De muy entretenido, turístico-musical cien por cien, tengo que calificar el concierto que dio la Banda municipal de Música de Badajoz el pasado domingo, con Vicente Soler Solano a los mandos, titulado Un Viaje por el Mundo, organizado conjuntamente por las concejalías de Servicios Sociales y de Cultura del Ayuntamiento de Badajoz. Con un López de Ayala totalmente abarrotado, abundando los Mayores, que llenaron el coliseo pacense como media hora antes del comienzo del "viaje". En un "airbús" de dos pisos, llenito hasta la bandera, que, con salida (y posterior llegada) del "aeropuerto" Adelardo López de Ayala, recorrió medio mundo en su vuelo transoceánico BA-100313, con el "comandante" y la "tripulación" en estado de gracia, obsequiando al respetable con una veintena de temas breves y pegadizos, entre clásicos y modernos, folklóricos y cinematográficos, conocidos muchos de ellos, alusivos a los países por donde se pasaba, para satisfacción y contento del distinguido público, que se lo pasó de miedo, sin marearse ningún pasajero ni nada.

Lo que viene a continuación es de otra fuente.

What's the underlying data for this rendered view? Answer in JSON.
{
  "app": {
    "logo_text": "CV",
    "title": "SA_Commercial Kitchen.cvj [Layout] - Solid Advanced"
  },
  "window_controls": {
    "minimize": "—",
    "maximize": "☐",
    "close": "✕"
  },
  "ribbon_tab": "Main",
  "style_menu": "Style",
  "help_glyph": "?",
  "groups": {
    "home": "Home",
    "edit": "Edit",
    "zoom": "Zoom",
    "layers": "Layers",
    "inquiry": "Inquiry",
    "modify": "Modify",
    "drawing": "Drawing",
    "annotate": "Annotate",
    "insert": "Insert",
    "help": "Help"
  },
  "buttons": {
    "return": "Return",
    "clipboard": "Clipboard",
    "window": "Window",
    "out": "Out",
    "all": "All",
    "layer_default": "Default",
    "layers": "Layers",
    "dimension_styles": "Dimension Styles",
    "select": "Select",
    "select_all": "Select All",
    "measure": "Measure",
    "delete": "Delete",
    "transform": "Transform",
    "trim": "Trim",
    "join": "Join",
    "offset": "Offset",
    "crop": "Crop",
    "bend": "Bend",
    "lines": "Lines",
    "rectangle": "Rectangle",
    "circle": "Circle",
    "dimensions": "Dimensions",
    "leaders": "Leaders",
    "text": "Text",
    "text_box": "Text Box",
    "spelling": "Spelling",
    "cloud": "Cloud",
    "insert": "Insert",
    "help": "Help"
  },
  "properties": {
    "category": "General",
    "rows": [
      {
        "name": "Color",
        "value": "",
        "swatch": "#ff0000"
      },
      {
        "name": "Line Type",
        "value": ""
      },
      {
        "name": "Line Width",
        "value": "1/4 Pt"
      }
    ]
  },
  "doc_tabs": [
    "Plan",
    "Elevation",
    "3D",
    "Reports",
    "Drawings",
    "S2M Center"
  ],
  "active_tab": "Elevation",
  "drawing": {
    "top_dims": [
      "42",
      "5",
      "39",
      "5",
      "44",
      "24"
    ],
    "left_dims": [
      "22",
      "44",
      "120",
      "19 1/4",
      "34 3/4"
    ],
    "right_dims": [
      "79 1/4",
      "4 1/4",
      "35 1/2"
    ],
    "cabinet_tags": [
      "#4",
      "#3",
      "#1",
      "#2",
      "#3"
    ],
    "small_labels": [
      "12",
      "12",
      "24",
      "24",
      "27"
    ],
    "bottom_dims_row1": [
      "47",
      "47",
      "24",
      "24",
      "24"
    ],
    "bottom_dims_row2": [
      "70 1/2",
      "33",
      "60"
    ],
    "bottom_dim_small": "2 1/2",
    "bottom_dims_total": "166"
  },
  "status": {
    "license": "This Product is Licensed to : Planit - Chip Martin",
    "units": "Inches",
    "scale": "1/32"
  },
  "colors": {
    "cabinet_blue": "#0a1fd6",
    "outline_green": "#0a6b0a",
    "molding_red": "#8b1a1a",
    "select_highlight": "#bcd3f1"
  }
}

Y entre el pasaje, bien peripuestas para la ocasión, dos distinguidas "azafatas", las concejalas María del Rosario Gómez de la Peña y Paloma Morcillo, que trataron con cortesías mil a los pasajeros que se les acercaron. Y como "azafato" tres estrellas, de tiros largos el caballero, con su pajarita de los grandes eventos, el presentador y comentarista Emilio González Barroso, en la mejor actuación que le conocemos, interviniendo, incluso, en un momento del viaje, con su acordeón, a ruegos del "piloto" vicentiano y de la "tripulación". También hubo algunos sucesos durante el "gira", pero no adelantemos acontecimientos.

RUTA I
Al fondo, el escenario lucía una gran pantalla, donde, en total concordancia con las músicas, fueron proyectándose una serie de atractivos vídeos en colorines, con estampas bellísimas de los principales lugares, rincones, monumentos, usos y costumbres de los países visitados. Un lujo para la vista, sí señor. Montaje y visionado que estuvieron a cargo de los "fontaneros" de la Banda, en este "viaje", los flautistas Jesús Ramos y Javier Barco, situados tras las bambalinas, que recibieron un apretado aplauso al final por su excelente trabajo. En la primera parte, el "airbús" con todo el equipo recorrió Austria (a los sones de "La Viuda Alegre", de Franz Lehar), Alemania ("El Barrilito de Cerveza", de Jaromir Vejvoda), Inglaterra ("Pompa y Circunstancia. Marcha Nº 1", de Edward Elgar), Grecia ("Zorba el Griego", de Mikis Theodorakis), Francia ("Los Cuentos de Hoffmann (Barcarola), de Jacques Offenbach), Portugal ("Lisboa", de Raul Ortela), Italia ("Amarcord", de Nino Rota), Marruecos ("Casablanca", de Max Steiner) y Rusia ("Paseando por Rusia", de Roland Kerner).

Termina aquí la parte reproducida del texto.